Gebet der Vereinten Nationen

Herr, unsere Erde ist nur ein kleines Gestirn im großen Weltall. An uns liegt es, daraus einen Planeten zu machen, dessen Geschöpfe nicht von Kriegen gepeinigt werden, nicht von Hunger und Furcht gequält, nicht zerrissen in sinnlose Trennung nach Rasse, Hautfarbe oder Weltanschauung.
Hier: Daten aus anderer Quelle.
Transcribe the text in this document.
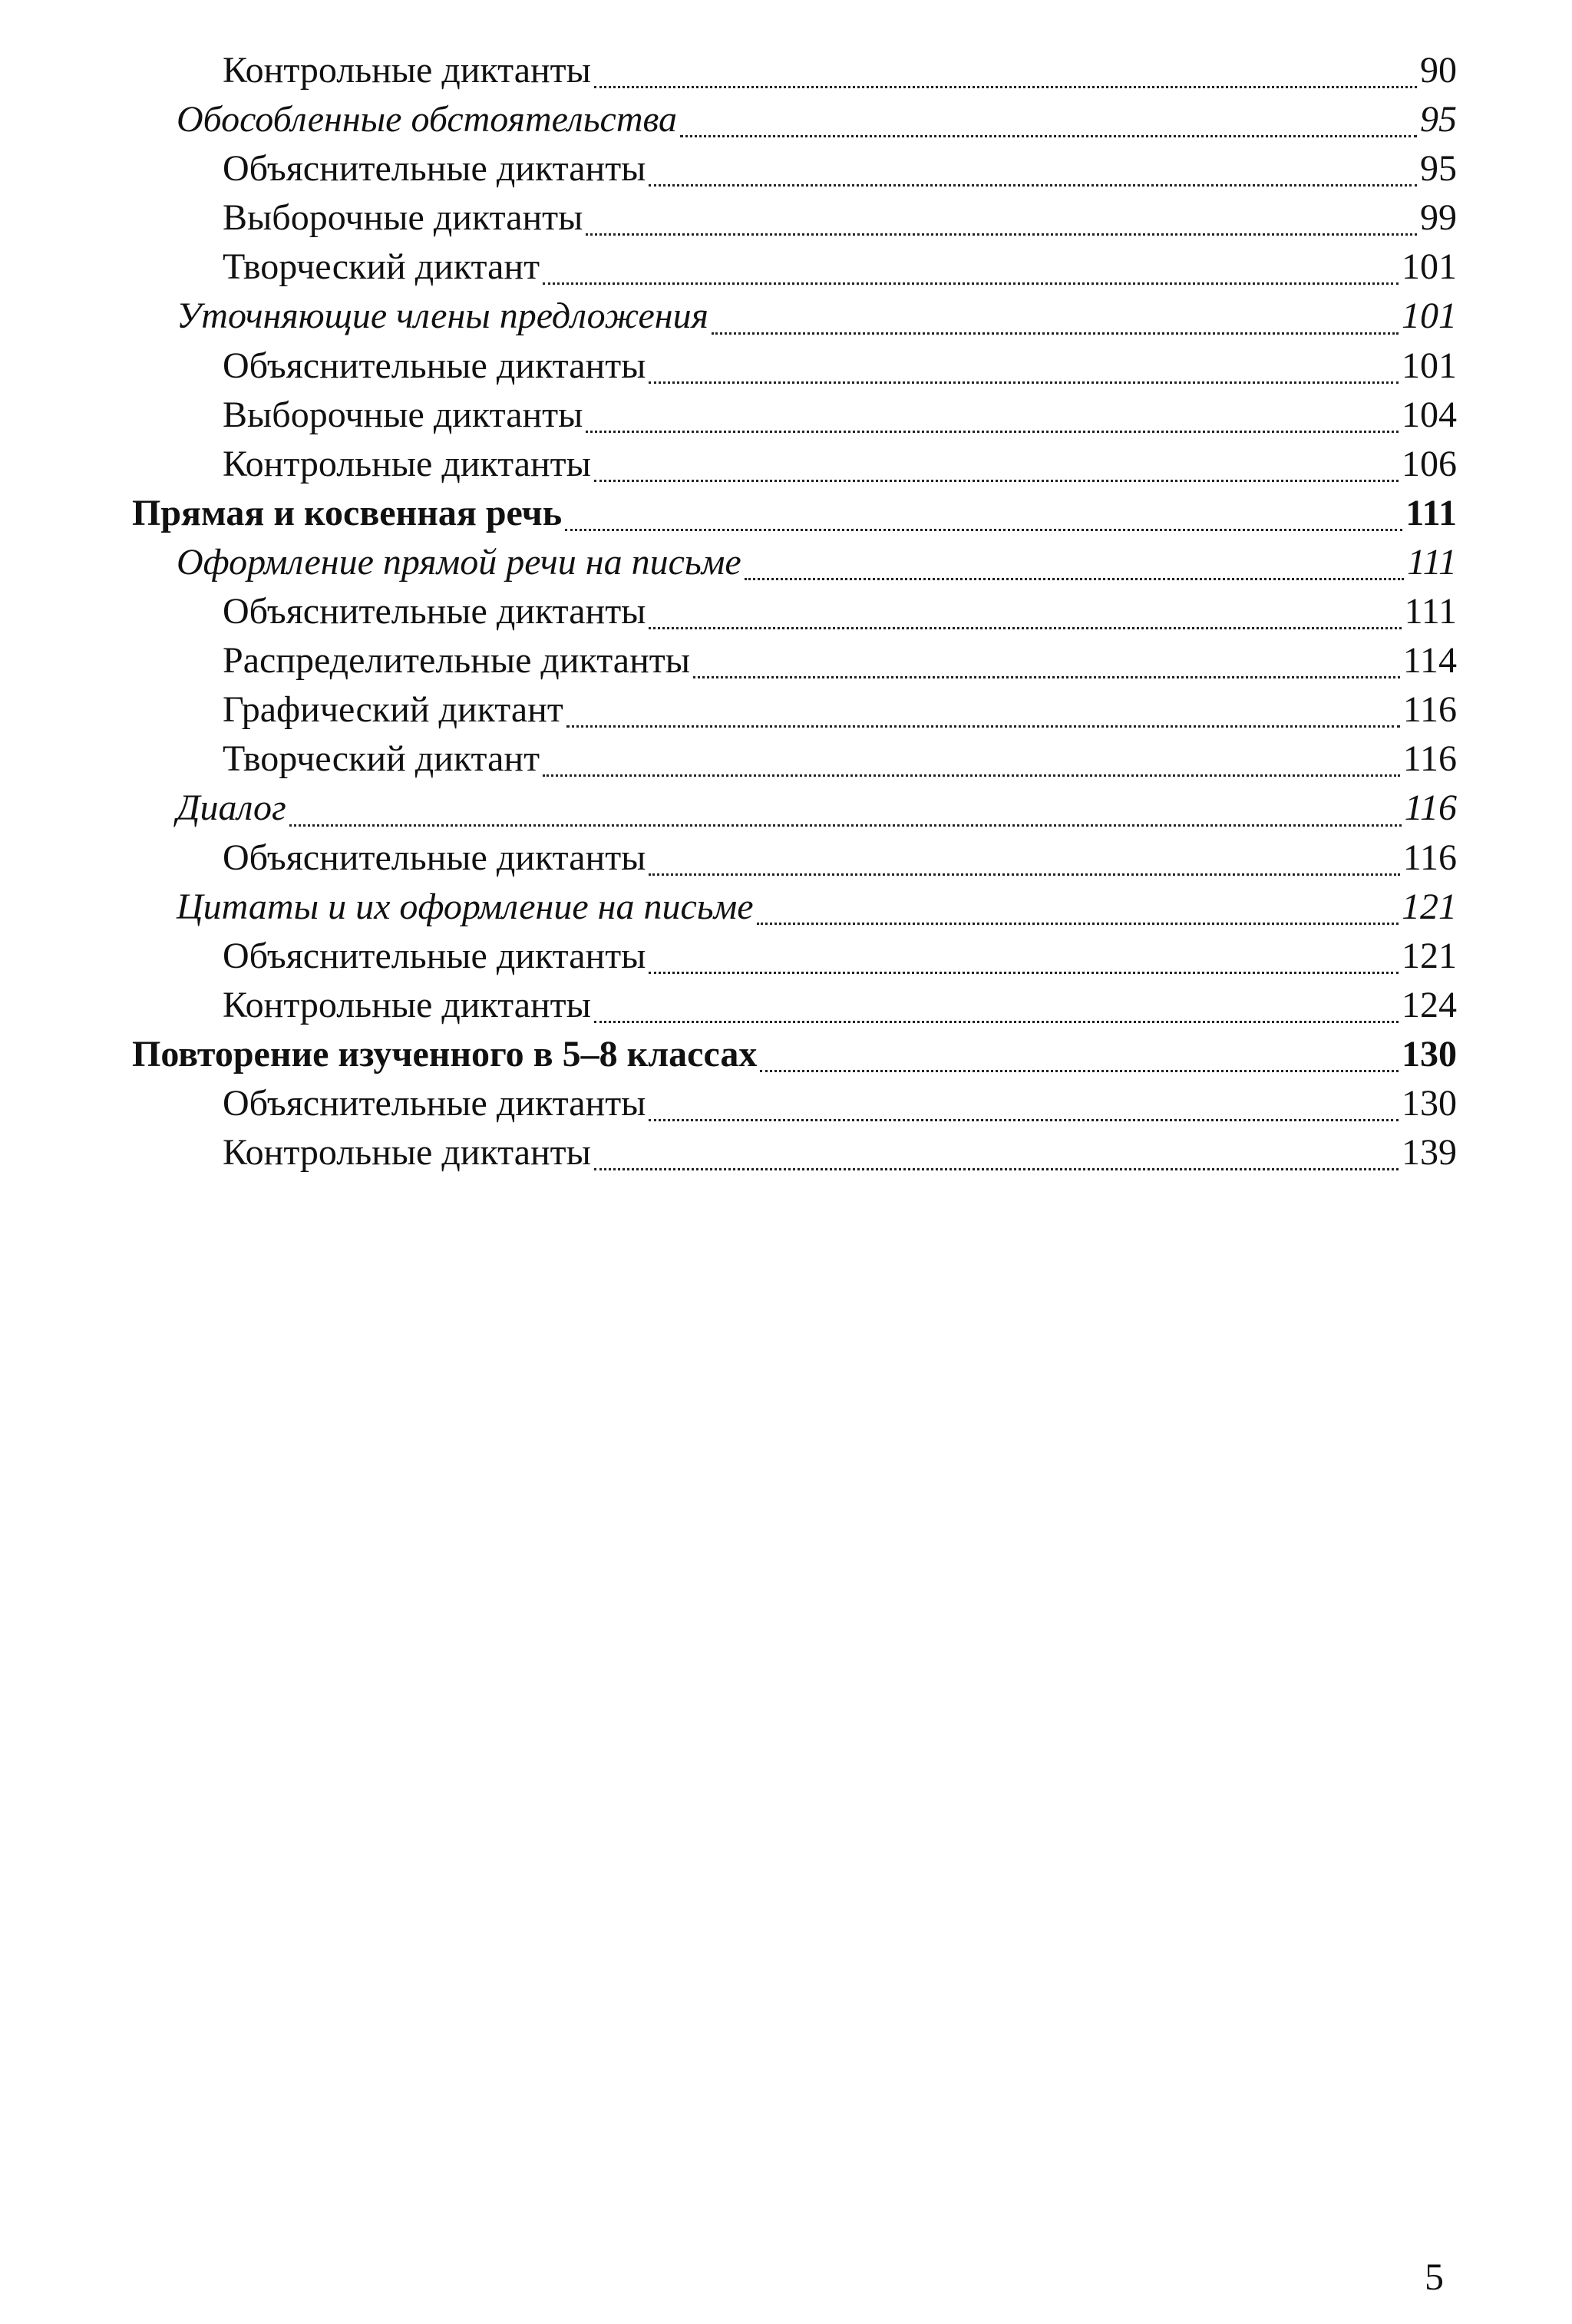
Контрольные диктанты	90
Обособленные обстоятельства	95
Объяснительные диктанты	95
Выборочные диктанты	99
Творческий диктант	101
Уточняющие члены предложения	101
Объяснительные диктанты	101
Выборочные диктанты	104
Контрольные диктанты	106
Прямая и косвенная речь	111
Оформление прямой речи на письме	111
Объяснительные диктанты	111
Распределительные диктанты	114
Графический диктант	116
Творческий диктант	116
Диалог	116
Объяснительные диктанты	116
Цитаты и их оформление на письме	121
Объяснительные диктанты	121
Контрольные диктанты	124
Повторение изученного в 5–8 классах	130
Объяснительные диктанты	130
Контрольные диктанты	139
5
Gib uns den Mut und die Voraussicht, schon heute mit diesem Werk zu beginnen, damit unsere Kinder und Kindeskinder einst mit Stolz den Namen Mensch tragen.

Gedanken von Bernd Mönkebüscher

In der Urkirche bezeichnete man die Eucharistie als „Brot brechen“.

„Er brach das Brot“ hören wir in jeder Messfeier von Jesus,

nach Seiner Auferstehung wird Er sogar am Brotbrechen erkannt.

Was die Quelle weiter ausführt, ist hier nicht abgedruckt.